A pod of Belugas, numbering several dozen, greeted us at the mouth of the Rivière Saguenay, writhing and frenzying as might a pack of wild dogs, their finer features entirely lost on faces and backs overwhelming white. Obeying his training and the laws of the estuary, our pilot slowed his craft and maintained his heading, taking us away from these endangered creatures and their simmering sea as gently and predictably as he could. When it comes to the white whale, we may not linger.
A little ways on we found Fin whales, the second largest animal on the planet, and their smaller cousin, the Minke, closing ranks around us. So many spouts lit the horizon it was difficult to know which direction deserved our attention, and which whales were soliciting the majority of shouts. The matter was settled by a single Humpback who, still a ways in the distance, threw her head and torso into the open air, both fins held open in divine surrender. The sonic boom of her re-entry took several seconds to reach us, so our pilot edged closer and cut his engines. Other zodiacs did the same, their passengers squealing as two or three Humpbacks surfaced immediately off their bows and spouted into their airspace. Then she jumped again.

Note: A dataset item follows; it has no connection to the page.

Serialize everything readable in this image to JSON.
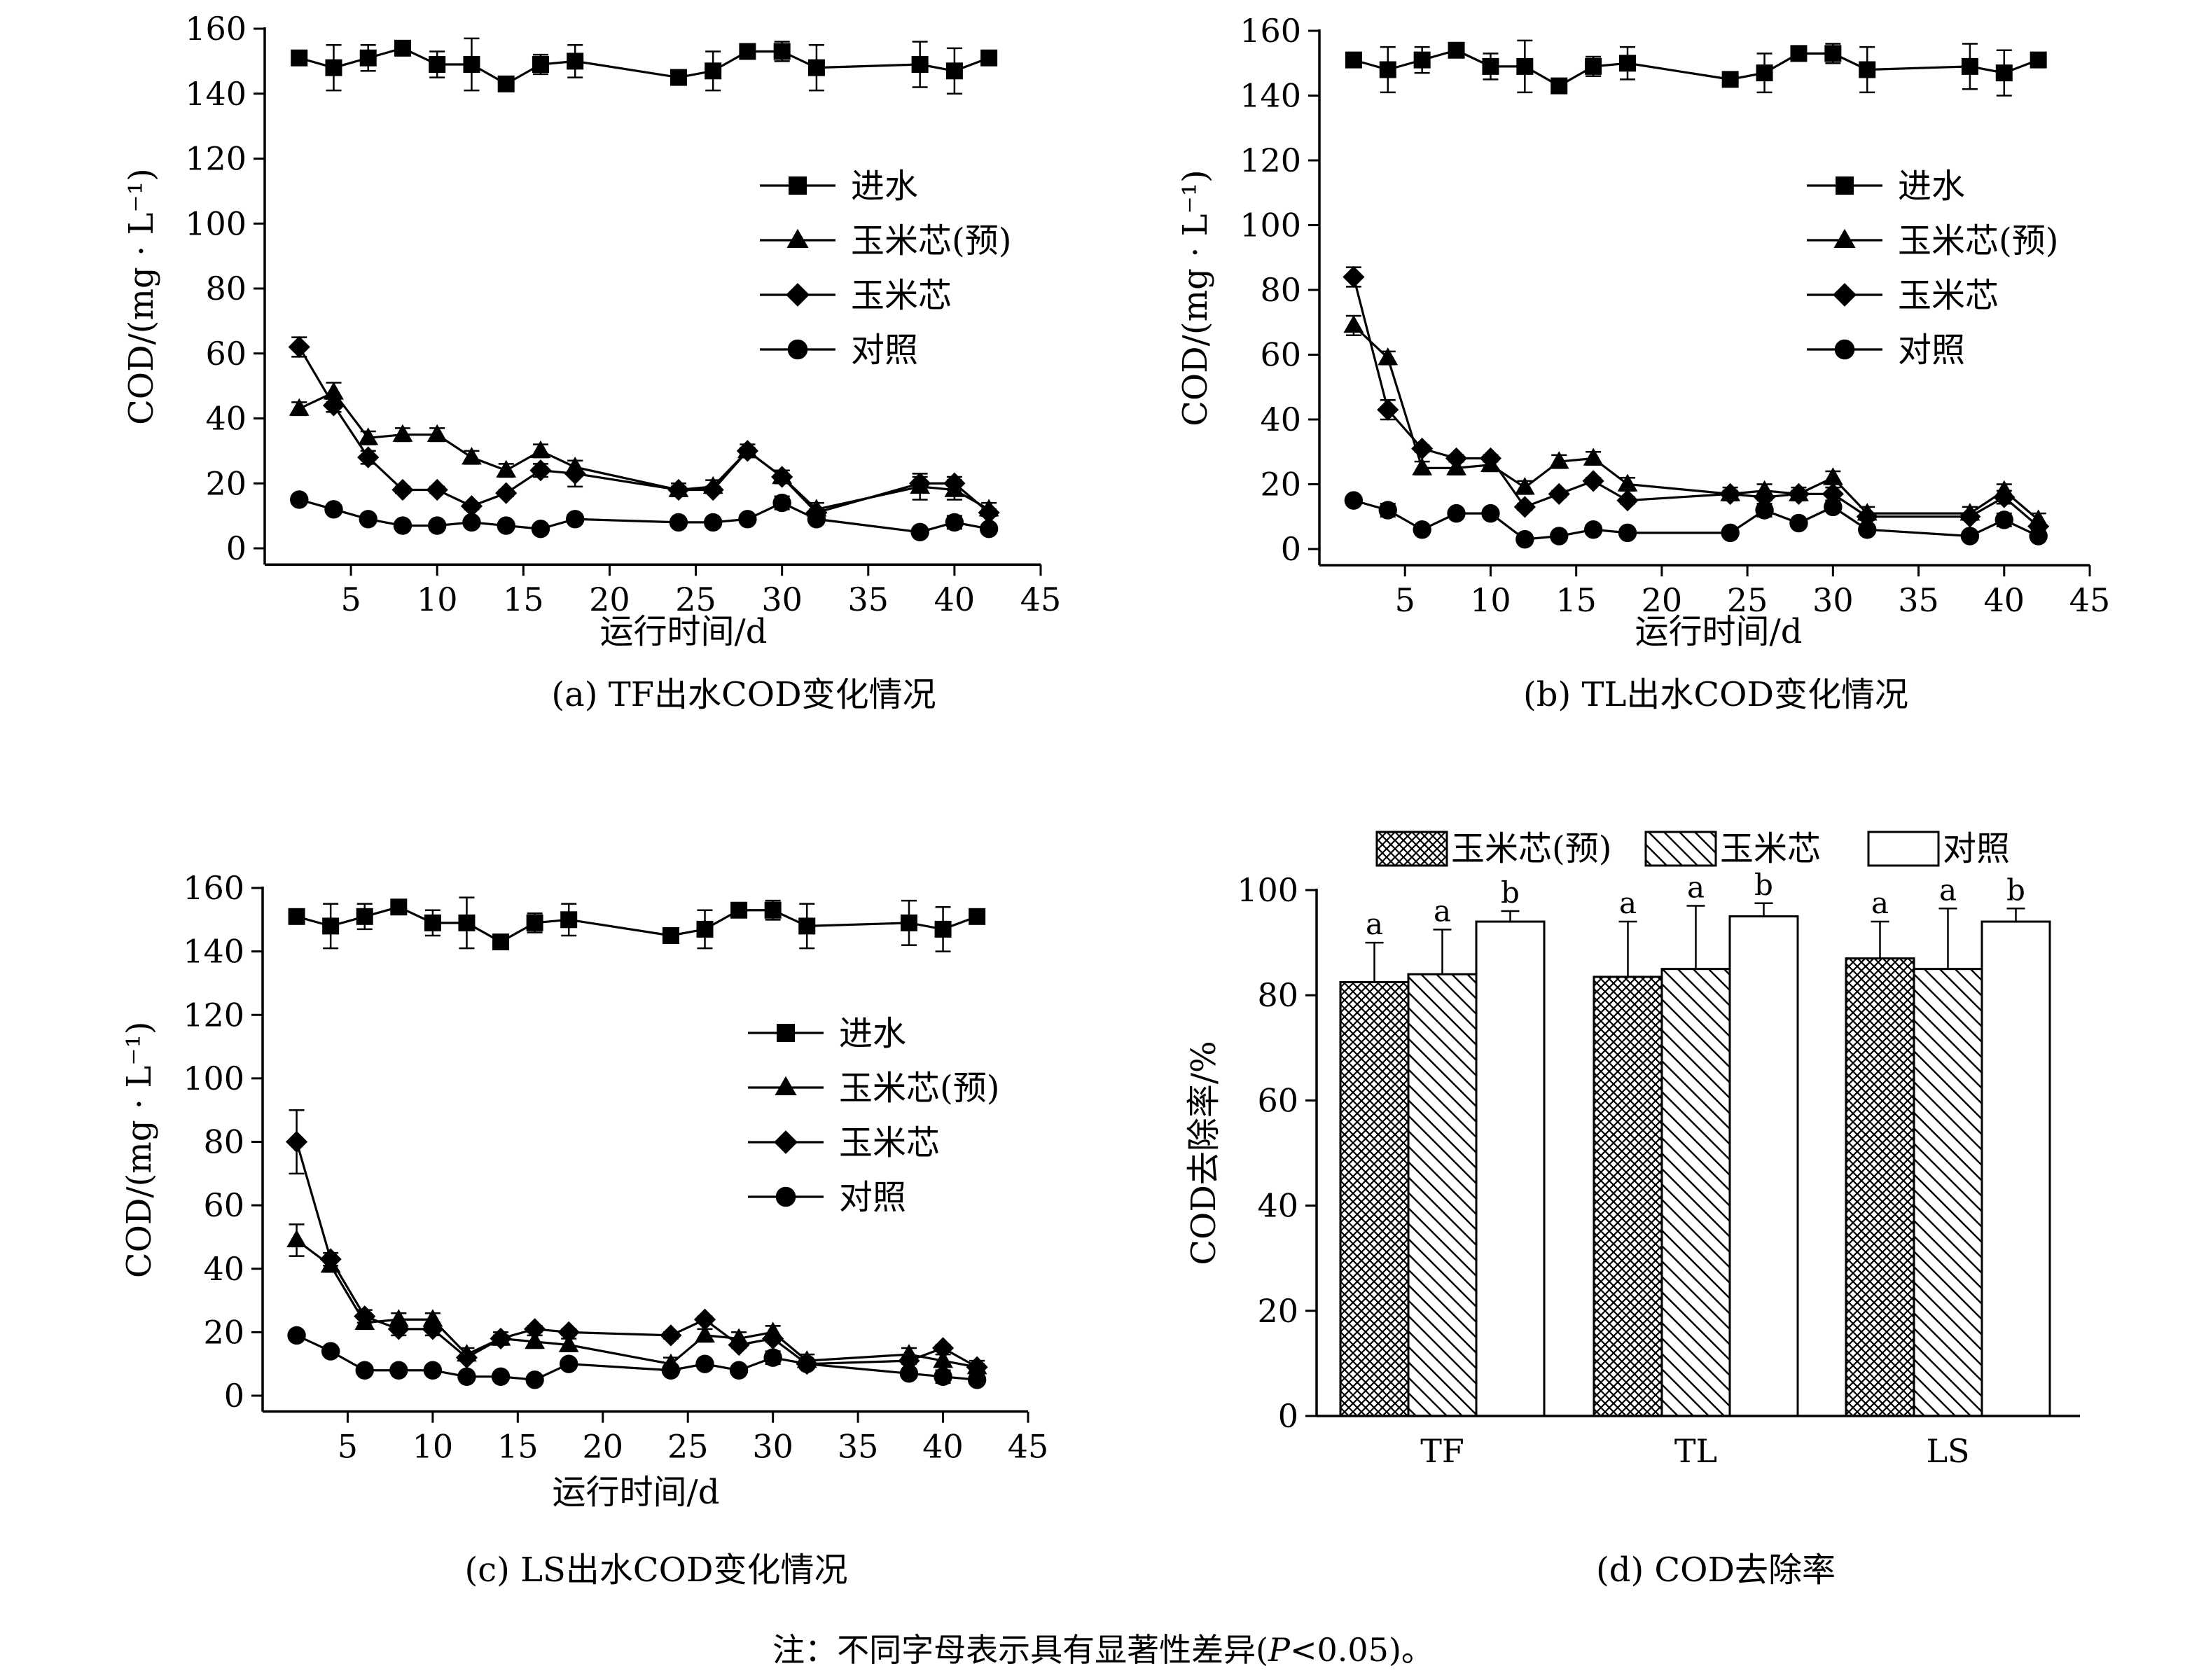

Almost all whales breach (which is to say, jump), but none more frequently, or with more abandon, than the Humpbacks. This time she left the water entirely, 13 metres and 30 tonnes of mammal crossing the barrier between worlds, her appearance as stupefying as lightning, her landing as loud as thunder. The entire performance took only an instant, and was among the finest things I have ever seen. There is no bracing yourself for the breach. It happens and you are speechless, and only minutes later you cannot believe it happened at all, your brain actively fighting the momentum of memory.
We don’t know why whales breach – to impress mates, dislodge old skin, barnacles or parasites, or to communicate non-verbally – but I like to think they breach because they choose to, because it makes sense to them in ways it never could to us, because their ancestors always have, and so they always will.
Creatures of Habit
The day of my departure from the Saguenay-St Lawrence Marine Park I saw Minke, Fin, Humpback, Beluga and Blue, all from the ferry between Les Escoumins and Trois-Pistoles, but my first sighting came earlier, immediately after breaking camp on Saturday, August 28th. Just as I opened my car door to depart, a rush and roar from the shores of Paradis Marin stopped me dead. Exactly as on the previous morning, two titanic mouths erupted from the water, swimming northeast to southwest, again obscured in the lingering dark. I checked the time – 5:34am.
Aboriginal societies throughout North America hunted whales for thousands of years, even in the St Lawrence, with courage and cunning and the restraint made necessary by traditional weapons. The Basque whalers of western Europe traversed entire oceans, bringing so much innovation to the hunt that it took the wealthiest nations of the world centuries to catch up. When Europe and North America initiated the golden age of whaling, the mere concept of extinction hadn’t yet been invented, and a great many learned individuals, Herman Melville included, argued convincingly that whales, with the oceans of the world at their disposal, could never be destroyed by mere men. This ignorance of ecology gave birth to industrial whaling in the 1900s, grinding the largest animals on our planet into oil, for lanterns and engines and even margarin. As recently as the 1980s, whales were killed just to cover the costs of the fleets pursuing them.
Now we kill them by accident, with fishing gear, ship strikes, contamination, plastic waste and noise. More so than ever before we can appreciate the fragility of the whale nation, endangered now by our indifference rather than our malice. After seeing them at the top of their form, in the romantic depths of the St Lawrence Estuary, I’m convinced that an ocean without whales is no ocean at all.